In our study, as axial length increased, average outer macular thickness, overall average macular thickness, and overall macular volume decreased. This finding affirms histopathologic studies that have demonstrated increasing retinal thinning with myopia, ^13,14 and a clinical study that demonstrated more frequent chorioretinal atrophy in the posterior pole in eyes with longer axial length. ²⁶ Results in several studies using Humphrey OCT 2000 did not show a relationship between axial length and average retinal thickness. ^7,10 However, these studies analyzed only a small central macular area within 2-mm ⁷ and 3-mm ¹⁰ diameters with four linear scans. Lim et al. ⁹ used OCT 1 with larger scan lengths of 6 mm in young myopic subjects and obtained results similar to those in our study. The mean maximum retinal thickness of the four thickest parafoveal points correlated negatively with axial length. In a Stratus OCT study, Manassakorn et al. ³ found no significant correlation between macular thickness and refractive error and did not mention a correlation with axial length. However, the refractive errors of the participants in this study were limited to between −6 and +6 D. When subjects with a wide range of refractive error were included, Stratus OCT demonstrated results consistent with our own. Lam et al., ¹¹ using Stratus OCT fast macular thickness map protocol, showed a negative correlation between outer and overall macular thicknesses and axial length. Refractive error and axial length had opposing effects on macular thicknesses and volume in their study, but the authors did not perform partial correlation analysis to discover the individual effects of refractive error. In another study in which Stratus OCT fast macular thickness map protocol was used to compare highly myopic eyes with nonmyopic eyes the researchers found that highly myopic eyes had lesser average inner, outer macular thickness, and macular volume. ¹² All together, the results of our SD-OCT study corroborate the trend of these recent studies that outer macular thickness and volume decrease with increasing axial length, even after adjusting the other factors that may have influence. 

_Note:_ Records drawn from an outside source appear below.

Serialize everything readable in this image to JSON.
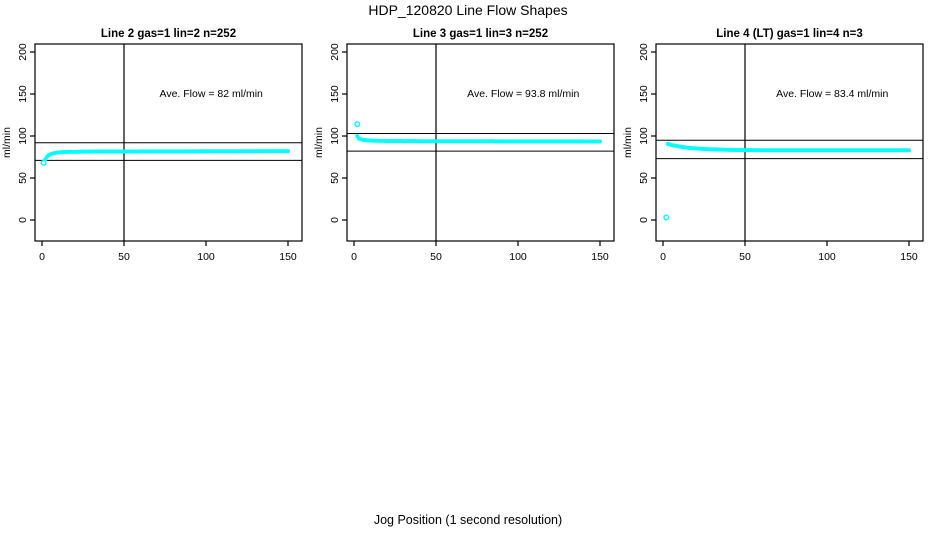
{
  "title": "HDP_120820  Line Flow Shapes",
  "xlabel": "Jog Position (1 second resolution)",
  "chart_data": {
    "type": "scatter",
    "title": "HDP_120820  Line Flow Shapes",
    "xlabel": "Jog Position (1 second resolution)",
    "ylabel": "ml/min",
    "xlim": [
      0,
      150
    ],
    "ylim": [
      0,
      200
    ],
    "x_ticks": [
      0,
      50,
      100,
      150
    ],
    "y_ticks": [
      0,
      50,
      100,
      150,
      200
    ],
    "grid": false,
    "point_color": "#00ffff",
    "line_color": "#000000",
    "vline_x": 50,
    "panels": [
      {
        "title": "Line 2 gas=1 lin=2 n=252",
        "annotation": "Ave. Flow =  82  ml/min",
        "ave_flow_ml_min": 82,
        "n": 252,
        "ref_lines": [
          92,
          71
        ],
        "outliers": [
          [
            1,
            68
          ]
        ],
        "profile": [
          [
            2,
            72
          ],
          [
            3,
            75
          ],
          [
            4,
            77
          ],
          [
            5,
            78
          ],
          [
            7,
            79.5
          ],
          [
            10,
            80.5
          ],
          [
            15,
            81
          ],
          [
            30,
            81.5
          ],
          [
            150,
            82
          ]
        ]
      },
      {
        "title": "Line 3 gas=1 lin=3 n=252",
        "annotation": "Ave. Flow =  93.8  ml/min",
        "ave_flow_ml_min": 93.8,
        "n": 252,
        "ref_lines": [
          103,
          82
        ],
        "outliers": [
          [
            2,
            114
          ]
        ],
        "profile": [
          [
            2,
            100
          ],
          [
            3,
            97
          ],
          [
            5,
            95.5
          ],
          [
            8,
            94.8
          ],
          [
            15,
            94.2
          ],
          [
            40,
            93.8
          ],
          [
            150,
            93.5
          ]
        ]
      },
      {
        "title": "Line 4 (LT) gas=1 lin=4 n=3",
        "annotation": "Ave. Flow =  83.4  ml/min",
        "ave_flow_ml_min": 83.4,
        "n": 3,
        "ref_lines": [
          95,
          73
        ],
        "outliers": [
          [
            2,
            3
          ]
        ],
        "profile": [
          [
            3,
            90.5
          ],
          [
            6,
            89
          ],
          [
            10,
            87.5
          ],
          [
            15,
            86
          ],
          [
            25,
            84.5
          ],
          [
            40,
            83.5
          ],
          [
            60,
            83
          ],
          [
            150,
            83
          ]
        ]
      }
    ]
  }
}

The main limitations of our study were the enrollment of subjects with mild cataract and using the autorefractor for measurement of the refractive error. Since media opacity obscures the signal to the retina and decreases the signal strength, we only included subjects with SD-OCT scans with signal intensity ≥6. Van Velthoven et al. ²⁷ stated that mild nuclear cataracts have no significant influence on the retinal thickness. Also as reported by Tappeiner et al., ²⁸ decrease of transmission to only 30% still allowed reliable analyses of the retinal layers which is required to speculate retinal thickness. We included only patients with mild cataract in this study, and the ACVA in these patients was comparable with that of the remainder of the patients with no ocular disease (0.95 vs. 0.97; P = 0.129). A subset analysis of patients with no cataract and acuity of 20/20 showed the same relationships (results not shown). Still, aging and cataracts have both been reported to induce refractive changes. ²⁹ Inclusion of patients with mild cataract may have influenced the appearance that of refractive error contributes to macular thickness and volume. However, we made an effort to control this bias by performing partial correlation analysis of each of the factors. Autorefraction was chosen to minimize time, expense, and inconvenience for patients. Autorefraction may not be the most accurate method, but it provides measurements with small deviation in adults. We found that although the refractive error and axial length had a high negative correlation, the structural change of axial length was the more significant factor influencing macular thickness. Also of note, our study was cross-sectional and therefore may not accurately present the decrease in macular retinal thickness with age. 

In conclusion, we used SD-OCT scanning with improved resolution and significantly more A-scans to demonstrate that macular thickness is related to sex, age, and axial length in normal subjects with regional variations. Analysis of macular thickness in macular diseases and glaucoma should be interpreted in the context of these findings.